The foundation to innovation in the education sector was laid by Educomp Solutions in the late 90s, at a time when information technology sector (IT) in India itself was at a nascent stage. However, the intertwining of graphic interaction with learning done by Educomp Solutions has been a successful bid so far, with thousands of entrepreneurs following Educomp founder Shantanu Prakash’s lead.

While the education technology (or ed-tech) promoted by the likes of Educomp, BYJU’s and Cuemath continue redefining the education sector in India, the government faces some major challenges in the path of making Indian education future-ready.

There has never been an instance where the expenditure on education by the government has risen above 4.3 per cent of the GDP. Despite the target expenditure being recommended as 6 per cent of the net GDP by the Kothari Commission, education remains one of the most undermined sectors in India.

The country is churning out over 4 million graduates every year, but fails to completely address the growing academic demands of the current generation, as well as of the generations to come. Vices like the lack of proper infrastructure, mismanagement, inaccessibility still put Indian students at disadvantage.
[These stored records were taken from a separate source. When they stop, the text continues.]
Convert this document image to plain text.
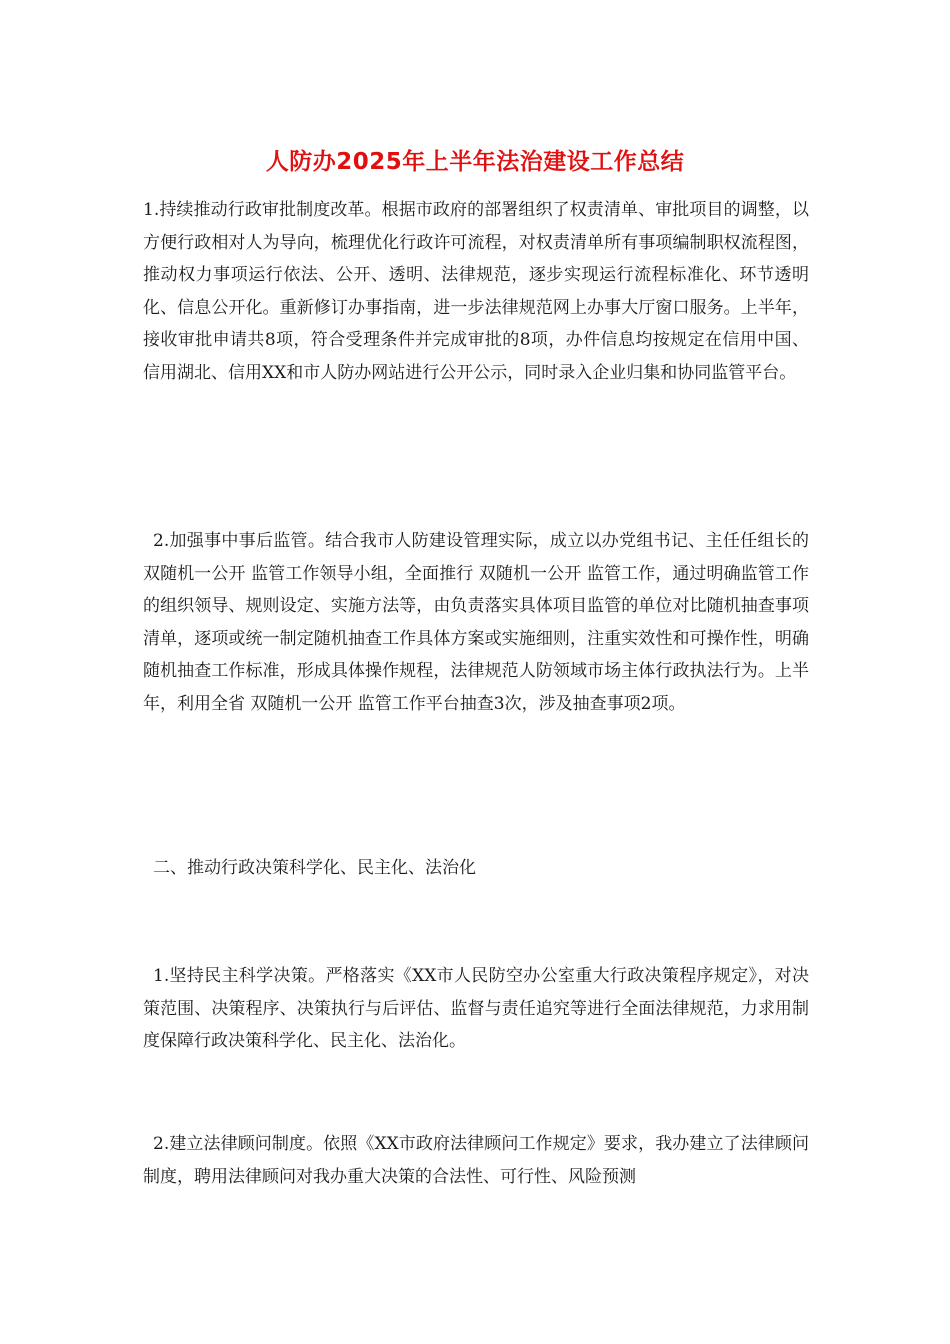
人防办2025年上半年法治建设工作总结

1.持续推动行政审批制度改革。根据市政府的部署组织了权责清单、审批项目的调整，以方便行政相对人为导向，梳理优化行政许可流程，对权责清单所有事项编制职权流程图，推动权力事项运行依法、公开、透明、法律规范，逐步实现运行流程标准化、环节透明化、信息公开化。重新修订办事指南，进一步法律规范网上办事大厅窗口服务。上半年，接收审批申请共8项，符合受理条件并完成审批的8项，办件信息均按规定在信用中国、信用湖北、信用XX和市人防办网站进行公开公示，同时录入企业归集和协同监管平台。

2.加强事中事后监管。结合我市人防建设管理实际，成立以办党组书记、主任任组长的 双随机一公开 监管工作领导小组，全面推行 双随机一公开 监管工作，通过明确监管工作的组织领导、规则设定、实施方法等，由负责落实具体项目监管的单位对比随机抽查事项清单，逐项或统一制定随机抽查工作具体方案或实施细则，注重实效性和可操作性，明确随机抽查工作标准，形成具体操作规程，法律规范人防领域市场主体行政执法行为。上半年，利用全省 双随机一公开 监管工作平台抽查3次，涉及抽查事项2项。

二、推动行政决策科学化、民主化、法治化

1.坚持民主科学决策。严格落实《XX市人民防空办公室重大行政决策程序规定》，对决策范围、决策程序、决策执行与后评估、监督与责任追究等进行全面法律规范，力求用制度保障行政决策科学化、民主化、法治化。

2.建立法律顾问制度。依照《XX市政府法律顾问工作规定》要求，我办建立了法律顾问制度，聘用法律顾问对我办重大决策的合法性、可行性、风险预测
By the year 2030, the number of children studying in Indian schools in the age group of 4-17 years is projected to be about 300 million. Another 140 million students in the age bracket of 18-23 years will be enrolled in various colleges and universities in the country. Taking these figures into consideration, creating a tech-driven educational environment seems to be a viable and effective way out of the infrastructure crunch.

With Educomp Smartclass already having taken the education sector by storm about a decade ago, the involvement of technology in education is the need of the hour. Ed-tech setups hold several merits of the conventional modes of learning, the first and foremost being the ability to resolve interest-related and accessibility-related issues students face, all at once.

Some educators fear education technology might totally replace the traditional ways of imparting education. On the other hand, technology advocates assert that both systems can go hand in hand to create a more holistic approach towards learning.

While the over-stretched debate continues, there is one thing we all can agree upon – education technology presents a win-win situation for students and teachers alike. Perhaps this accounts for the growing popularity of the setup among educators and learners alike.